If the target variable is numerical (e.g., house prices, car prices or insurance charges), plot a histogram to visualize its distribution.

### Relationships Between Features:
- Are there correlations between the numerical variables?

- Are there features that are highly correlated (positively or negatively)?
- How does each feature correlate with the target variable?

### Are there any potential outliers in the dataset?
- Use boxplots or scatter plots to identify potential outliers.
- Should outliers be removed or dealt with in some other way?

### Data Cleaning:
- Are there any issues in the data that need to be cleaned?

- Are there duplicated rows that should be removed?

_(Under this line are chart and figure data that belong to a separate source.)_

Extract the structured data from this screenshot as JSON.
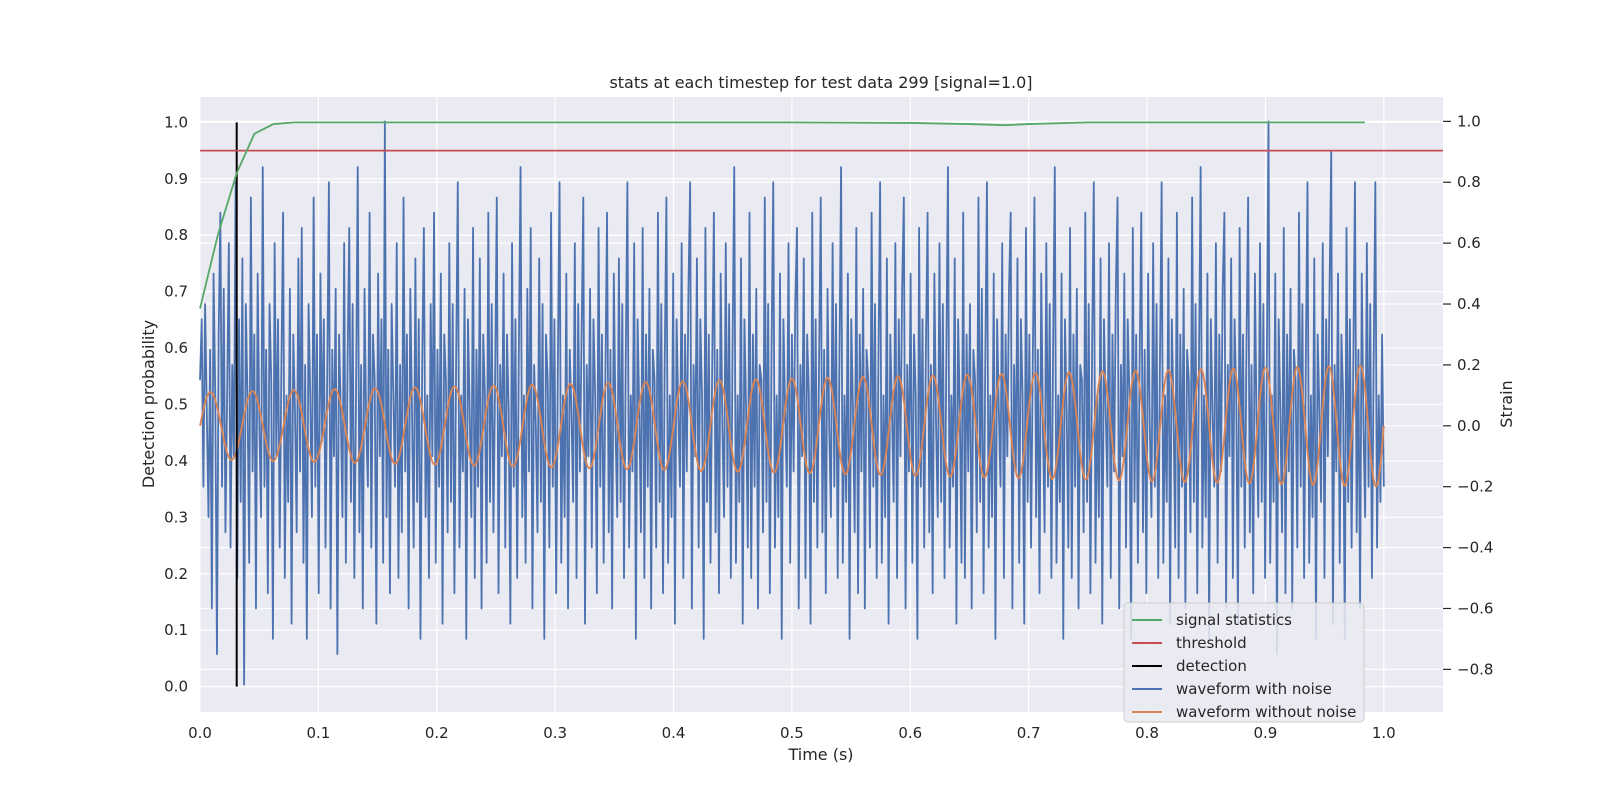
{
  "chart_data": {
    "type": "line",
    "title": "stats at each timestep for test data 299 [signal=1.0]",
    "xlabel": "Time (s)",
    "ylabel_left": "Detection probability",
    "ylabel_right": "Strain",
    "xlim": [
      0.0,
      1.05
    ],
    "ylim_left": [
      -0.045,
      1.045
    ],
    "ylim_right": [
      -0.94,
      1.08
    ],
    "x_ticks": [
      0.0,
      0.1,
      0.2,
      0.3,
      0.4,
      0.5,
      0.6,
      0.7,
      0.8,
      0.9,
      1.0
    ],
    "x_tick_labels": [
      "0.0",
      "0.1",
      "0.2",
      "0.3",
      "0.4",
      "0.5",
      "0.6",
      "0.7",
      "0.8",
      "0.9",
      "1.0"
    ],
    "y_left_ticks": [
      0.0,
      0.1,
      0.2,
      0.3,
      0.4,
      0.5,
      0.6,
      0.7,
      0.8,
      0.9,
      1.0
    ],
    "y_left_tick_labels": [
      "0.0",
      "0.1",
      "0.2",
      "0.3",
      "0.4",
      "0.5",
      "0.6",
      "0.7",
      "0.8",
      "0.9",
      "1.0"
    ],
    "y_right_ticks": [
      -0.8,
      -0.6,
      -0.4,
      -0.2,
      0.0,
      0.2,
      0.4,
      0.6,
      0.8,
      1.0
    ],
    "y_right_tick_labels": [
      "−0.8",
      "−0.6",
      "−0.4",
      "−0.2",
      "0.0",
      "0.2",
      "0.4",
      "0.6",
      "0.8",
      "1.0"
    ],
    "grid": true,
    "legend_position": "bottom-right",
    "legend": [
      {
        "label": "signal statistics",
        "color": "#55a868"
      },
      {
        "label": "threshold",
        "color": "#c44e52"
      },
      {
        "label": "detection",
        "color": "#000000"
      },
      {
        "label": "waveform with noise",
        "color": "#4c72b0"
      },
      {
        "label": "waveform without noise",
        "color": "#dd8452"
      }
    ],
    "series": [
      {
        "name": "signal statistics",
        "axis": "left",
        "color": "#55a868",
        "x": [
          0.0,
          0.015,
          0.031,
          0.046,
          0.062,
          0.08,
          0.1,
          0.2,
          0.3,
          0.4,
          0.5,
          0.6,
          0.65,
          0.68,
          0.7,
          0.75,
          0.8,
          0.9,
          0.984
        ],
        "y": [
          0.67,
          0.8,
          0.91,
          0.98,
          0.997,
          1.0,
          1.0,
          1.0,
          1.0,
          1.0,
          1.0,
          0.999,
          0.997,
          0.995,
          0.997,
          1.0,
          1.0,
          1.0,
          1.0
        ]
      },
      {
        "name": "threshold",
        "axis": "left",
        "color": "#c44e52",
        "x": [
          0.0,
          1.05
        ],
        "y": [
          0.95,
          0.95
        ]
      },
      {
        "name": "detection",
        "axis": "left",
        "color": "#000000",
        "x": [
          0.031,
          0.031
        ],
        "y": [
          0.0,
          1.0
        ]
      },
      {
        "name": "waveform with noise",
        "axis": "right",
        "color": "#4c72b0",
        "x_start": 0.0,
        "x_end": 1.0,
        "y": [
          0.15,
          0.35,
          -0.2,
          0.4,
          0.05,
          -0.3,
          0.25,
          -0.6,
          0.5,
          0.1,
          -0.75,
          0.3,
          0.7,
          -0.2,
          0.45,
          -0.35,
          0.1,
          0.6,
          -0.4,
          0.2,
          -0.1,
          0.8,
          -0.5,
          0.35,
          -0.25,
          0.55,
          -0.85,
          0.4,
          0.1,
          -0.45,
          0.75,
          -0.15,
          0.3,
          -0.6,
          0.5,
          0.0,
          -0.3,
          0.85,
          -0.2,
          0.25,
          -0.55,
          0.4,
          0.15,
          -0.7,
          0.6,
          -0.1,
          0.35,
          -0.4,
          0.2,
          0.7,
          -0.5,
          0.1,
          -0.25,
          0.45,
          -0.65,
          0.3,
          0.05,
          -0.35,
          0.55,
          -0.15,
          0.65,
          -0.45,
          0.2,
          -0.7,
          0.4,
          0.1,
          -0.3,
          0.75,
          -0.2,
          0.3,
          -0.55,
          0.5,
          -0.05,
          0.35,
          -0.4,
          0.15,
          0.8,
          -0.6,
          0.25,
          -0.1,
          0.45,
          -0.75,
          0.3,
          0.05,
          -0.3,
          0.6,
          -0.45,
          0.2,
          0.65,
          -0.25,
          0.4,
          -0.5,
          0.1,
          0.85,
          -0.35,
          0.2,
          -0.6,
          0.45,
          0.0,
          -0.2,
          0.7,
          -0.4,
          0.3,
          0.15,
          -0.65,
          0.5,
          -0.1,
          0.35,
          -0.45,
          1.0,
          -0.3,
          0.25,
          -0.55,
          0.4,
          0.1,
          -0.2,
          0.6,
          -0.5,
          0.2,
          -0.35,
          0.75,
          -0.15,
          0.3,
          -0.6,
          0.45,
          0.05,
          -0.4,
          0.55,
          -0.25,
          0.35,
          -0.7,
          0.2,
          0.65,
          -0.3,
          0.1,
          -0.5,
          0.4,
          -0.1,
          0.7,
          -0.45,
          0.25,
          -0.2,
          0.5,
          -0.65,
          0.3,
          0.15,
          -0.35,
          0.6,
          -0.25,
          0.4,
          -0.55,
          0.2,
          0.8,
          -0.4,
          0.1,
          -0.15,
          0.45,
          -0.7,
          0.35,
          0.05,
          -0.3,
          0.65,
          -0.5,
          0.25,
          -0.2,
          0.55,
          -0.6,
          0.3,
          0.1,
          -0.45,
          0.7,
          -0.25,
          0.4,
          -0.35,
          0.15,
          0.75,
          -0.55,
          0.2,
          -0.1,
          0.5,
          -0.4,
          0.3,
          0.05,
          -0.65,
          0.6,
          -0.2,
          0.35,
          -0.5,
          0.25,
          0.85,
          -0.3,
          0.1,
          -0.45,
          0.45,
          -0.15,
          0.65,
          -0.6,
          0.2,
          0.0,
          -0.35,
          0.55,
          -0.25,
          0.4,
          -0.7,
          0.3,
          0.15,
          -0.4,
          0.7,
          -0.2,
          0.35,
          -0.55,
          0.2,
          0.8,
          -0.45,
          0.1,
          -0.3,
          0.5,
          -0.6,
          0.25,
          0.05,
          -0.25,
          0.6,
          -0.5,
          0.4,
          -0.15,
          0.3,
          0.75,
          -0.65,
          0.2,
          -0.1,
          0.45,
          -0.4,
          0.35,
          0.1,
          -0.55,
          0.65,
          -0.2,
          0.3,
          -0.45,
          0.15,
          0.7,
          -0.35,
          0.25,
          -0.6,
          0.5,
          0.0,
          -0.3,
          0.55,
          -0.25,
          0.4,
          -0.5,
          0.2,
          0.8,
          -0.4,
          0.1,
          -0.15,
          0.6,
          -0.7,
          0.35,
          0.05,
          -0.35,
          0.65,
          -0.5,
          0.3,
          -0.2,
          0.45,
          -0.6,
          0.25,
          0.15,
          -0.4,
          0.7,
          -0.25,
          0.4,
          -0.55,
          0.2,
          0.75,
          -0.45,
          0.1,
          -0.3,
          0.5,
          -0.65,
          0.35,
          0.05,
          -0.2,
          0.6,
          -0.5,
          0.3,
          -0.15,
          0.45,
          0.8,
          -0.6,
          0.2,
          -0.1,
          0.55,
          -0.4,
          0.35,
          0.1,
          -0.7,
          0.65,
          -0.25,
          0.3,
          -0.45,
          0.2,
          0.7,
          -0.35,
          0.25,
          -0.55,
          0.5,
          0.0,
          -0.3,
          0.6,
          -0.2,
          0.4,
          -0.5,
          0.25,
          0.85,
          -0.45,
          0.1,
          -0.25,
          0.55,
          -0.65,
          0.35,
          0.05,
          -0.4,
          0.7,
          -0.5,
          0.3,
          -0.2,
          0.45,
          -0.6,
          0.2,
          0.15,
          -0.35,
          0.75,
          -0.25,
          0.4,
          -0.55,
          0.25,
          0.8,
          -0.4,
          0.1,
          -0.3,
          0.5,
          -0.7,
          0.35,
          0.05,
          -0.2,
          0.6,
          -0.45,
          0.3,
          -0.15,
          0.4,
          0.65,
          -0.6,
          0.2,
          -0.1,
          0.55,
          -0.5,
          0.3,
          0.1,
          -0.65,
          0.7,
          -0.25,
          0.35,
          -0.4,
          0.2,
          0.75,
          -0.35,
          0.25,
          -0.55,
          0.45,
          0.0,
          -0.3,
          0.6,
          -0.2,
          0.4,
          -0.5,
          0.2,
          0.85,
          -0.45,
          0.1,
          -0.25,
          0.5,
          -0.7,
          0.35,
          0.05,
          -0.35,
          0.65,
          -0.55,
          0.3,
          -0.15,
          0.45,
          -0.6,
          0.25,
          0.15,
          -0.4,
          0.7,
          -0.2,
          0.4,
          -0.5,
          0.2,
          0.8,
          -0.45,
          0.1,
          -0.3,
          0.55,
          -0.65,
          0.3,
          0.05,
          -0.25,
          0.6,
          -0.5,
          0.35,
          -0.1,
          0.45,
          0.75,
          -0.6,
          0.2,
          -0.15,
          0.5,
          -0.45,
          0.3,
          0.1,
          -0.7,
          0.65,
          -0.2,
          0.35,
          -0.4,
          0.25,
          0.7,
          -0.35,
          0.2,
          -0.55,
          0.5,
          0.0,
          -0.3,
          0.6,
          -0.25,
          0.4,
          -0.5,
          0.2,
          0.85,
          -0.4,
          0.1,
          -0.2,
          0.55,
          -0.65,
          0.35,
          0.05,
          -0.45,
          0.7,
          -0.5,
          0.3,
          -0.15,
          0.4,
          -0.6,
          0.25,
          0.15,
          -0.35,
          0.75,
          -0.25,
          0.45,
          -0.55,
          0.2,
          0.8,
          -0.4,
          0.1,
          -0.3,
          0.5,
          -0.7,
          0.35,
          0.05,
          -0.2,
          0.6,
          -0.5,
          0.3,
          -0.1,
          0.45,
          0.7,
          -0.6,
          0.2,
          -0.15,
          0.55,
          -0.45,
          0.35,
          0.1,
          -0.65,
          0.65,
          -0.25,
          0.3,
          -0.4,
          0.2,
          0.75,
          -0.3,
          0.25,
          -0.55,
          0.5,
          0.0,
          -0.35,
          0.6,
          -0.2,
          0.4,
          -0.5,
          0.25,
          0.85,
          -0.45,
          0.1,
          -0.25,
          0.5,
          -0.7,
          0.35,
          0.05,
          -0.4,
          0.65,
          -0.5,
          0.3,
          -0.2,
          0.45,
          -0.6,
          0.2,
          0.15,
          -0.35,
          0.7,
          -0.25,
          0.4,
          -0.55,
          0.25,
          0.8,
          -0.45,
          0.1,
          -0.3,
          0.55,
          -0.65,
          0.35,
          0.05,
          -0.2,
          0.6,
          -0.5,
          0.3,
          -0.15,
          0.45,
          0.75,
          -0.6,
          0.2,
          -0.1,
          0.5,
          -0.4,
          0.35,
          0.1,
          -0.7,
          0.65,
          -0.25,
          0.3,
          -0.45,
          0.2,
          0.7,
          -0.35,
          0.25,
          -0.55,
          0.5,
          0.0,
          -0.3,
          0.6,
          -0.2,
          0.4,
          -0.5,
          0.2,
          0.8,
          -0.45,
          0.1,
          -0.25,
          0.55,
          -0.65,
          0.35,
          0.05,
          -0.4,
          0.7,
          -0.5,
          0.3,
          -0.2,
          0.45,
          -0.6,
          0.25,
          0.15,
          -0.35,
          0.75,
          -0.25,
          0.4,
          -0.55,
          0.2,
          0.85,
          -0.4,
          0.1,
          -0.3,
          0.5,
          -0.7,
          0.35,
          0.05,
          -0.2,
          0.6,
          -0.45,
          0.3,
          -0.15,
          0.45,
          0.7,
          -0.6,
          0.2,
          -0.1,
          0.55,
          -0.5,
          0.35,
          0.1,
          -0.65,
          0.65,
          -0.2,
          0.3,
          -0.4,
          0.25,
          0.75,
          -0.35,
          0.2,
          -0.55,
          0.5,
          0.0,
          -0.3,
          0.6,
          -0.25,
          0.4,
          -0.5,
          0.2,
          1.0,
          -0.45,
          0.1,
          -0.25,
          0.5,
          -0.75,
          0.35,
          0.05,
          -0.35,
          0.65,
          -0.55,
          0.3,
          -0.15,
          0.45,
          -0.6,
          0.25,
          0.15,
          -0.4,
          0.7,
          -0.2,
          0.4,
          -0.5,
          0.2,
          0.8,
          -0.45,
          0.1,
          -0.3,
          0.55,
          -0.7,
          0.3,
          0.05,
          -0.25,
          0.6,
          -0.5,
          0.35,
          -0.1,
          0.45,
          0.9,
          -0.65,
          0.2,
          -0.15,
          0.5,
          -0.45,
          0.3,
          0.1,
          -0.7,
          0.65,
          -0.25,
          0.35,
          -0.4,
          0.2,
          0.8,
          -0.35,
          0.25,
          -0.6,
          0.5,
          0.0,
          -0.3,
          0.6,
          -0.2,
          0.4,
          -0.5,
          0.2,
          0.8,
          -0.4,
          0.1,
          -0.25,
          0.3,
          -0.2
        ]
      },
      {
        "name": "waveform without noise",
        "axis": "right",
        "color": "#dd8452",
        "x_start": 0.0,
        "x_end": 1.0,
        "freq_start": 28,
        "freq_end": 38,
        "amp_start": 0.11,
        "amp_end": 0.2
      }
    ]
  }
}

### Split into features and target

### Feature Engineering

In [None]:
# Identify numerical and categorical columns
numerical_features = []
categorical_features = []


### Preprocessing Pipelines

In [None]:
# Preprocessing pipeline for numerical features
numerical_transformer = Pipeline(steps=[
    ('imputer', SimpleImputer(strategy='mean')),  # Handle missing values
    ('scaler', StandardScaler())  # Standardize features
])

# Preprocessing pipeline for categorical features
categorical_transformer = Pipeline(steps=[
    ('imputer', SimpleImputer(strategy='most_frequent')),  # Handle missing values
    ('onehot', OneHotEncoder(handle_unknown='ignore'))  # One-hot encoding
])

# Combine preprocessing for both numerical and categorical features
preprocessor = ColumnTransformer(transformers=[
    ('num', numerical_transformer, numerical_features),
    ('cat', categorical_transformer, categorical_features)
])




### Create a function to build and evaluate models using pipelines

In [None]:

def evaluate_model(model, X_train, X_test, y_train, y_test):
    # Fit the model
    model.fit(X_train, y_train)

    # Predict on test set
    y_pred = model.predict(X_test)

    # Evaluation metrics
    mse = mean_squared_error(y_test, y_pred)
    r2 = r2_score(y_test, y_pred)

    print(f"Model: {model.named_steps['model'].__class__.__name__}")
    print(f"Mean Squared Error: {mse:.4f}")
    print(f"R² Score: {r2:.4f}")
    print('-' * 50)

In [None]:
# Split the data into training and testing sets
X_train, X_test, y_train, y_test = train_test_split(X, y, test_size=0.2, random_state=42)

### Model pipelines

In [None]:
# Linear Regression Pipeline
linear_pipeline = Pipeline(steps=[
    ('preprocessor', preprocessor),
    ('model', LinearRegression())
])

# Ridge Regression Pipeline
ridge_pipeline = Pipeline(steps=[
    ('preprocessor', preprocessor),
    ('model', Ridge(alpha=1.0))
])

# Lasso Regression Pipeline
lasso_pipeline = Pipeline(steps=[
    ('preprocessor', preprocessor),
    ('model', Lasso(alpha=0.1))
])

# Stochastic Gradient Descent (SGD) Pipeline
sgd_pipeline = Pipeline(steps=[
    ('preprocessor', preprocessor),
    ('model', SGDRegressor(max_iter=1000, tol=1e-3))
])
# Polynomial Regression Pipeline (degree=2)
polynomial_pipeline = Pipeline(steps=[
    ('preprocessor', preprocessor),
    ('poly', PolynomialFeatures(degree=2)),
    ('model', LinearRegression())
])



### Evaluate all models

In [None]:

for model in [linear_pipeline, ridge_pipeline, lasso_pipeline, sgd_pipeline, polynomial_pipeline]:
    evaluate_model(model, X_train, X_test, y_train, y_test)

### Interpretation:
Discuss the effectiveness of each model. Which model performed the best and why?

### Submission Requirements:

Submit your Jupyter notebook with the code for all models on Moodle using Github.
Include clear markdown cells explaining your approach, observations from EDA, preprocessing steps, and a detailed discussion of the results.